Шрифт:
Интервал:
Закладка:
По назвал Уолтер «очаровательным созданием» и «прелестной маленькой ведьмой», жаждущей «отомстить за мистера Лонгфелло». Затем он обрушился на «лягушатников» (названных так за кваканье, доносящееся из бостонского квартала): «Бостонцы очень хорошо устроились. Их отели плохие. Тыквенные пироги вкусны. А поэзия не так хороша». После нескольких раундов беззастенчивой перепалки – газеты от Нью-Йорка до Чарльстона приняли сторону По – несколько бостонцев оказали давление на Дайкинка, чтобы он отозвал По с этого «проклятого» курса против «одной из самых уважаемых молодых леди в Бостоне». Хотя По продолжал высмеивать «лягушатников» и туман трансцендентализма, который он им приписывал, он перестал нападать на Уолтер.
Однако в Нью-Йорке его ждал новый ад. Биско сдавался: он предложил продать По его долю в The Broadway Journal за 150 долларов. По наскреб эту сумму после отчаянных обращений к Инглишу, Дайкинку, Грили, Джону Пендлтону Кеннеди, Чиверсу и даже Руфусу Гризвольду.
В новой шапке The Broadway Journal, напечатанной 25 октября, Эдгар А. По был указан как «редактор и владелец».
Мечта По сбылась.

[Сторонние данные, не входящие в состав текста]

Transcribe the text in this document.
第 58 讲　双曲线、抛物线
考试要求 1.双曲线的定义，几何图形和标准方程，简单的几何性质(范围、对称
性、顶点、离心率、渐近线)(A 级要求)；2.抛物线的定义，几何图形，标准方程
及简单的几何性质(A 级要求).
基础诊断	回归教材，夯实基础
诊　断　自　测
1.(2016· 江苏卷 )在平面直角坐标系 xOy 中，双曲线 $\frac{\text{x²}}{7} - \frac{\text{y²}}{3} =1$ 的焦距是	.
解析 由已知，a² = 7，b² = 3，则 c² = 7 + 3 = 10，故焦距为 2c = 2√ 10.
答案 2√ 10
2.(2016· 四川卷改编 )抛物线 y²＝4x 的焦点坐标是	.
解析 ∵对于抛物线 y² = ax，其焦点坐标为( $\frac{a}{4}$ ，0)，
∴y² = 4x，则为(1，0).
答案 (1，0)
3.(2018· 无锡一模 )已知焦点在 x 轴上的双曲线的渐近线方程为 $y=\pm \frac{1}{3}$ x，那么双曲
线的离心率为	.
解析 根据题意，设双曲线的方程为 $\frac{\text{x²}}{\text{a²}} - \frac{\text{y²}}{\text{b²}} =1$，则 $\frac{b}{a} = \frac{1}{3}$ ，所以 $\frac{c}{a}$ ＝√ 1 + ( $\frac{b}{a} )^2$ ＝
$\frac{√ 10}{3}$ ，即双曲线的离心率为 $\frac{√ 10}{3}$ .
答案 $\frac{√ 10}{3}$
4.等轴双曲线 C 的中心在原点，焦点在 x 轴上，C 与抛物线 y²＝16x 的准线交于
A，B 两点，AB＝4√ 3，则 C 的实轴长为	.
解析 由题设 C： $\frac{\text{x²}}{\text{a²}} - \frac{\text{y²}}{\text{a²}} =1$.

Наконец-то у него появился собственный журнал.
Триумф, тем не менее, был горьким и коротким. Молодой Уолт Уитмен встретился с По в офисе на Бродвее и нашел его «очень добрым и человечным, но сдержанным, возможно, немного измученным». По сказал Чиверсу: «Я пережил трудное время и предпринимал всевозможные шаги». Он был подавлен: «Мне приходится все делать самостоятельно – редактировать газету и сдавать ее в печать – и заниматься множеством других дел… Те минуты, которые я провожу за написанием этих слов, сами по себе золотые».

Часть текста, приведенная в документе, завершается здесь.